First, it may result in the blockage of queries for a short time during the process of updating. However, you can solve this by choosing to perform the update during off-peak hours.
Second, after the update, the execution plan evaluation may be more accurate, resulting in the query being more efficient.
5. The CPU usage is too high, but all other indicators are low. What is the problem?
It may be because of a CPU bottleneck. Here are some troubleshooting ideas: if you have optimized the database, but CPU usage remains too high, and other indicators remain low, you can infer that the CPU has met its bottleneck.
6. The execution efficiency of the same statement varies greatly in different time periods. Is it because of database performance decline?
If the query statement is the same and the data result is the same, first, it may be because there is database blocking or other high-I/O or high-CPU-consuming query statements are impacting your queries; second, it may be the case discussed in the parameter sniffing section.

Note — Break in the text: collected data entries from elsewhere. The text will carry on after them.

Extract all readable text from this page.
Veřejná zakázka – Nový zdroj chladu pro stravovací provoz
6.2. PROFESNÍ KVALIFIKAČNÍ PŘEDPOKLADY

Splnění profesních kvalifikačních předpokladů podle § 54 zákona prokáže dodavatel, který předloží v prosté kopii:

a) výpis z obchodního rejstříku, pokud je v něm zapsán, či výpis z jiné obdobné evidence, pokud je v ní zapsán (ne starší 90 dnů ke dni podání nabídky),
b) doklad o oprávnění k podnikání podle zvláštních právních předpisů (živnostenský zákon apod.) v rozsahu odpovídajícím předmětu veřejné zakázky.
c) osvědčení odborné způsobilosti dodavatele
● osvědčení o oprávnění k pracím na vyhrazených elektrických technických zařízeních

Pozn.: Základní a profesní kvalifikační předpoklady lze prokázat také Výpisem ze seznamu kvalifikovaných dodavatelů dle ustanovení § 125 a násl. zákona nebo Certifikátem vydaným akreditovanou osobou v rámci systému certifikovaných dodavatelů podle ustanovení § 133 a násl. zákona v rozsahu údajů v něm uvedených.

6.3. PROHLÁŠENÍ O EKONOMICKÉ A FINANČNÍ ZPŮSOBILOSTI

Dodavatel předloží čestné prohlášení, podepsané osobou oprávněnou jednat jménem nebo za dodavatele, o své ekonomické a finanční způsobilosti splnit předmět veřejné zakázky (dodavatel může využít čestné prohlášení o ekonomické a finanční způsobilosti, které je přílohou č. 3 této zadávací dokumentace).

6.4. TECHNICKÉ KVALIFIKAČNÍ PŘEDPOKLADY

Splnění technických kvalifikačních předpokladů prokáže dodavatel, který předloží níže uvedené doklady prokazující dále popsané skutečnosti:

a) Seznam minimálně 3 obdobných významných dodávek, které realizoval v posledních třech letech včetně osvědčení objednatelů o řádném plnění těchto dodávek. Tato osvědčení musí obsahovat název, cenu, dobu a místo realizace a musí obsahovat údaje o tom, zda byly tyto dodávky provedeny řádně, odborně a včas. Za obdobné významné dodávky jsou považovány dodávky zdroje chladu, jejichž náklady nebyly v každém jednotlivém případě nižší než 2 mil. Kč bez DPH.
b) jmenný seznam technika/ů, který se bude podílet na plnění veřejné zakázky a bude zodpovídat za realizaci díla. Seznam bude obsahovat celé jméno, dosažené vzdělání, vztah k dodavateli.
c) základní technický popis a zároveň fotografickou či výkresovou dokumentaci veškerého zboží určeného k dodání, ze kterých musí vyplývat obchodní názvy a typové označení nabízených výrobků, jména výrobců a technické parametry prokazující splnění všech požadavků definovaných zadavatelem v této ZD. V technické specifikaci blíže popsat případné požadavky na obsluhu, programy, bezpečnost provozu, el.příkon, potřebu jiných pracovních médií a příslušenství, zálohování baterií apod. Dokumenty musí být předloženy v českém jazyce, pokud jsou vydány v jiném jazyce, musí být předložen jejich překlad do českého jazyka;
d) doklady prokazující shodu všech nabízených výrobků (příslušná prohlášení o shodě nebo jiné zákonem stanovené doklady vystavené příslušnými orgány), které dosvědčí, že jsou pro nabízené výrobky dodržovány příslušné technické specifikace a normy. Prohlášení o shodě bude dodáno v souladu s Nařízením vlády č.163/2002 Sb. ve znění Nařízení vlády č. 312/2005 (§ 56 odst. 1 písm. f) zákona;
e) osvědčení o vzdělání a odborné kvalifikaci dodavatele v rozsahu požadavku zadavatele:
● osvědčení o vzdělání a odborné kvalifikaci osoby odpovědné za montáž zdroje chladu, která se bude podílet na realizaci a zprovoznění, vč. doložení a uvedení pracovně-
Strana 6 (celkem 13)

If the query is the same, but the data result sets are different, we may first advise you to consider that the database may be askew. It is normal for queries with different condition values and data sizes to deliver different performance levels. If the read data size is large, the query efficiency is low; otherwise, the efficiency is high.
7. Why does the database still generate a wrong execution plan after statistics are updated, and clearing the plan guide doesn’t help, either?
You need to clear the execution plan cache. Updating statistics needs to cover all tables involved in the corresponding query (or view in some cases, where you need to find corresponding tables in the view). Another idea is that you may need to tune the index design. Also, look into it if there are any missing indexes, duplicate indexes or fragmented indexes.
8. Is profiler’s automatic optimization recommendation reliable?
No, it is unreliable, but can serve as a reference. You need to assess it.
9. When is it a good time to re-build indexes for a large table?
The approach can be to split large tables into smaller ones, such as partitioning them. Then re-build indexes for each partition one by one. The re-building time must correspond to off-peak hours. Make sure you set the ONLINE = ON option for enterprise edition to further reduce the impact on your business. Timing suggestions: <10%: do nothing; 10% — 30%: reorganize; > 30%: rebuild.